Mapping forest resources is essential for biodiversity conservation, and remote sensing is the most efficient way to do so over large areas. Yet mapping forest types is still a challenge, when different types have similar spectral signatures, and when ground reference data is lacking. Remotely-sensed images can capture differences in the phenology among forest types and species, which is important for mapping complex forest type gradients and ecosystem functions. Our goal was to identify forests of different functional characteristics in Southern Patagonia, Argentina, through a non-supervised cluster classification. Specifically, we compared two datasets for characterizing forest groups (1) land surface phenology alone, and (2) land surface phenology combined with climate data. For phenology, we fitted a harmonic EVI (enhanced vegetation index) annual curve based on Sentinel 2A and Landsat 8 surface reflectance, and calculated a) a harmonic amplitude metric, b) the peak of the growing season, c) EVI 90th and d) 10th percentile. For climate, we calculated land surface temperature (LST) from Band 10 of the thermal infrared sensor (TIRS) of Landsat 8, and precipitation from Wordclim (BIO12). We performed the cluster analysis based on Xmeans algorithm followed by hierarchical clustering analysis. The resulting clusters based on phenology, LST and precipitation outperformed the clusters based on phenology alone, and clearly distinguished 5 forest groups: (i) ecotonal forests dominated by Nothofagus antarctica and under the influence of the Atlantic Ocean, (ii) inner island broadleaved forests, (iii) forests dominated by N. pumilio, (iv) mixed evergreen forests (i.e.

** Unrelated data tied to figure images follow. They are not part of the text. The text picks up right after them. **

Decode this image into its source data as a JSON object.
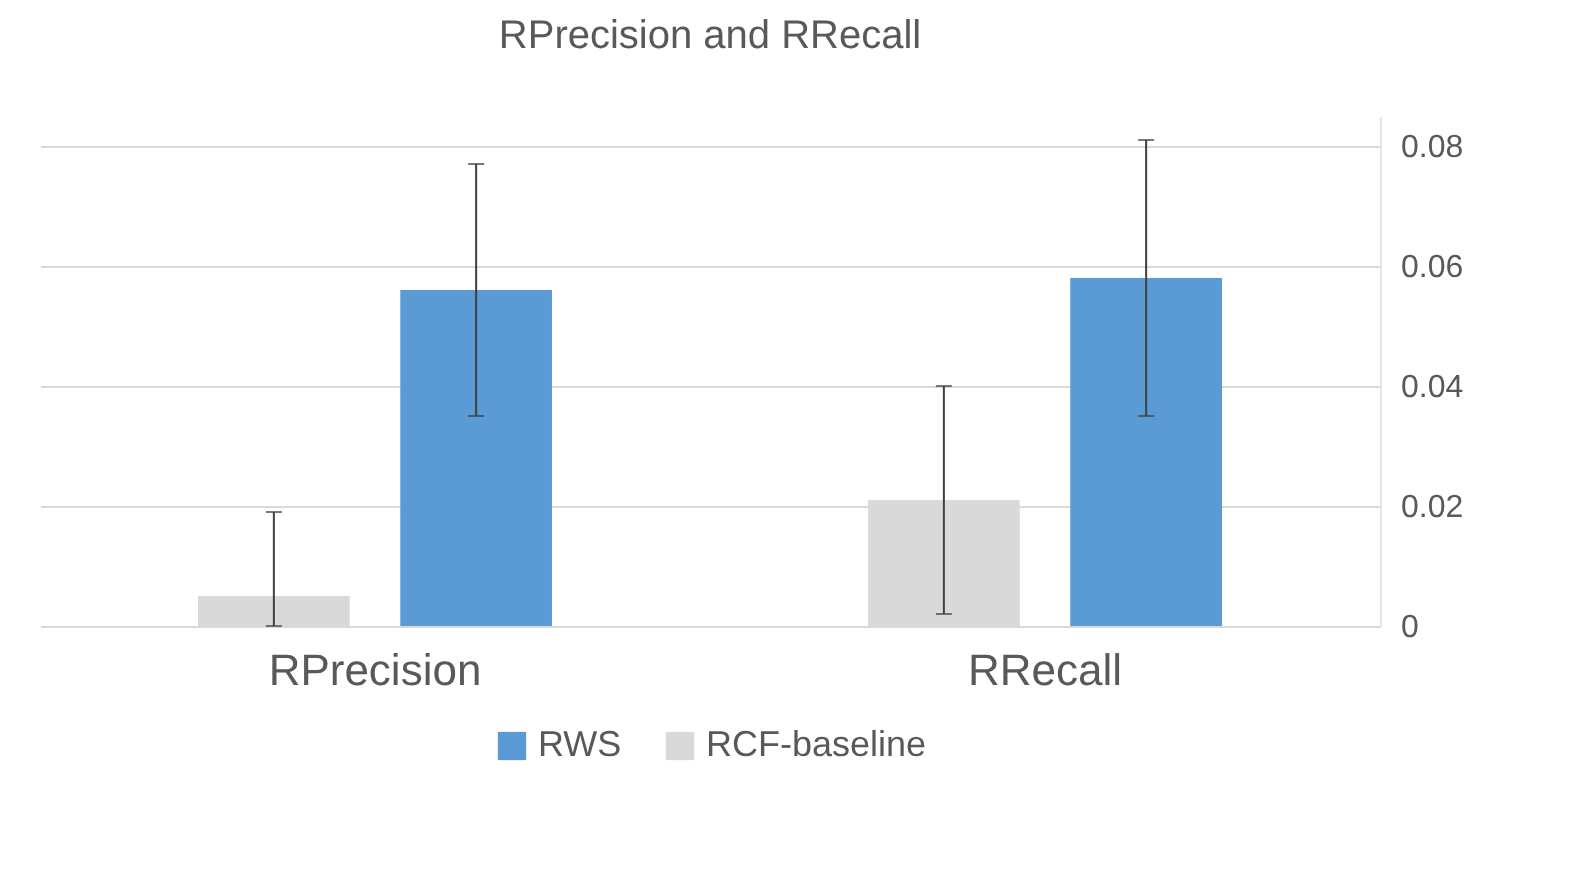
{
  "chart_data": {
    "type": "bar",
    "title": "RPrecision and RRecall",
    "categories": [
      "RPrecision",
      "RRecall"
    ],
    "series": [
      {
        "name": "RWS",
        "color": "#5b9bd5",
        "values": [
          0.056,
          0.058
        ],
        "errors": [
          [
            0.035,
            0.077
          ],
          [
            0.035,
            0.081
          ]
        ]
      },
      {
        "name": "RCF-baseline",
        "color": "#d9d9d9",
        "values": [
          0.005,
          0.021
        ],
        "errors": [
          [
            0,
            0.019
          ],
          [
            0.002,
            0.04
          ]
        ]
      }
    ],
    "ylim": [
      0,
      0.085
    ],
    "yticks": [
      {
        "value": 0,
        "label": "0"
      },
      0.02,
      0.04,
      0.06,
      0.08
    ],
    "grid": "y",
    "legend": "bottom"
  }
}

N. betuloides and N. pumilio), and (v) mountain environments with broadleaved and mixed evergreen forests. Our results highlight the potential of integrating remotely sensed phenology, land surface temperature and precipitation as input data for cluster analysis to map forests with different traits and ecosystem functions. Our maps facilitate the inclusion of a functional ecology perspective into sustainable forest management and conservation strategies at the landscape level.